Mehmet saçlarını çekiştirip " Şirketten çıkacağı sıra silahla ateş etmişler. Adamlar çok olunca tek başına baş edememiş . Bende biraz geç duyunca.." diye devam ederken Ayça duyduğu üzüntü ile sancısını hissedemezolmaya başladı. Biranda kendini yerde buldu .


..

Ayça gözünü açtığında başında bekleyen Hasret'i görünce" O iyi mi?" dedi.

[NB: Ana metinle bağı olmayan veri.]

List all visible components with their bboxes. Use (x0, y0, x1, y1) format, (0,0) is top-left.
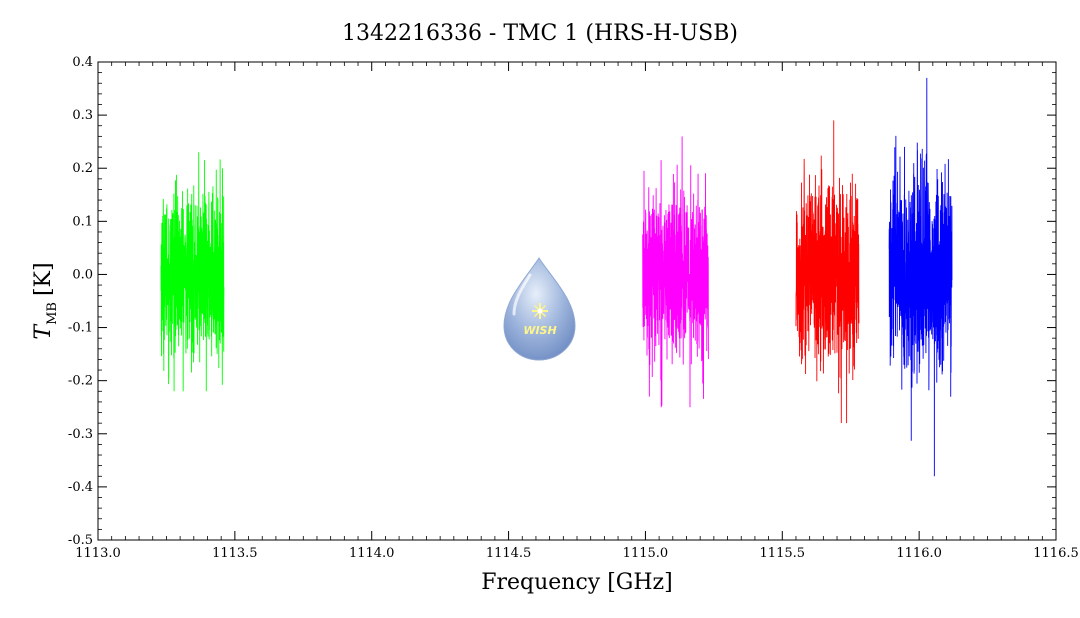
series-line-3 (795, 120, 860, 424)
series-line-2 (642, 136, 709, 408)
y-tick-label: 0.4 (72, 55, 93, 70)
x-axis-label: Frequency [GHz] (481, 570, 673, 595)
x-tick-label: 1116.0 (896, 546, 942, 561)
y-tick-label: -0.1 (68, 321, 93, 336)
wish-logo: WISH (503, 257, 576, 361)
x-tick-label: 1115.0 (623, 546, 669, 561)
y-tick-label: 0.2 (72, 161, 93, 176)
x-tick-label: 1114.5 (486, 546, 532, 561)
plot-series (160, 77, 953, 477)
y-axis: 0.4 0.3 0.2 0.1 0.0 -0.1 -0.2 -0.3 -0.4 -0.5 (68, 55, 1056, 548)
x-tick-label: 1113.5 (212, 546, 258, 561)
series-line-1 (160, 152, 225, 392)
y-axis-label: TMB [K] (31, 262, 60, 339)
star-icon (532, 303, 548, 319)
x-tick-label: 1114.0 (349, 546, 395, 561)
y-tick-label: 0.1 (72, 214, 93, 229)
wish-logo-text: WISH (523, 324, 556, 337)
x-tick-label: 1115.5 (760, 546, 806, 561)
y-tick-label: -0.2 (68, 374, 93, 389)
y-tick-label: 0.0 (72, 267, 93, 282)
x-axis: 1113.0 1113.5 1114.0 1114.5 1115.0 1115.5 1116… (75, 62, 1079, 561)
svg-text:TMB[K]: TMB [K] (31, 262, 60, 339)
y-axis-label-symbol: T (31, 323, 56, 340)
y-tick-label: -0.5 (68, 533, 93, 548)
x-tick-label: 1113.0 (75, 546, 121, 561)
series-line-4 (888, 77, 953, 477)
chart-title: 1342216336 - TMC 1 (HRS-H-USB) (342, 21, 738, 46)
y-tick-label: -0.3 (68, 427, 93, 442)
drop-highlight-icon (512, 273, 532, 316)
x-tick-label: 1116.5 (1033, 546, 1079, 561)
y-axis-label-subscript: MB (45, 302, 60, 325)
y-axis-label-unit: [K] (31, 262, 56, 296)
y-tick-label: -0.4 (68, 480, 93, 495)
y-tick-label: 0.3 (72, 108, 93, 123)
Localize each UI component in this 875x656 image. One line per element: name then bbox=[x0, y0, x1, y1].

Hasret gülümsemeye çalışıp " Çok sağlıklı doğdu. Sen bayılınca sezeryana aldılar seni zaten doğumda başlamış sanırım. Bize öyle söylediler " diye devam ederken..

Ayça yutkunup " Bebek değil Ali" diye düzelti.

Hasret gözleri dolmaya başlayınca ayaklanıp " Ben hemşireyi çağırayım." Diyerek odadan çıktı. Kısa bir süre sonra hemşire uyandırmasıyla bebeği emzirmesi gerektiğini nasıl yapacağını anlatırken çocuğunu izledi.

İçinden ne kadar küçük biz buna nasıl bakacağız diye geçirdi.

En son bebişin emmeye çalışmasıyla hemşireye dönüp " Kocam ameliyataydı. Şuan iyi mi çıktıysa görüşebilir miyim?" dedi.

Hemşire " Kocanız...benim malumatım yok çocuğu aldıktan sonra doktor gelecek ona sorarsınız " diyerek emzirmesini bekledi.

Çocuğu yatağa geri yatırınca içeri doktor ile giren Mehmet yorgun ve mutsuz halini inceledi.


Kendini tutamayan Ayça" Ali nerede çocuğu doğdu haberi mi yok yoksa daha iyileşmedi mi?" Dedi.

Doktor hemşireye bebeği işaret edip götürmesini istedi ve" Öncelikle başınız sağ olsun kocanız tüm müdahalelere rağmen hayatını kaybetti." Dedi.

Ayça duyduklarıyla sadece boğazının ağrıdığını hissediyordu.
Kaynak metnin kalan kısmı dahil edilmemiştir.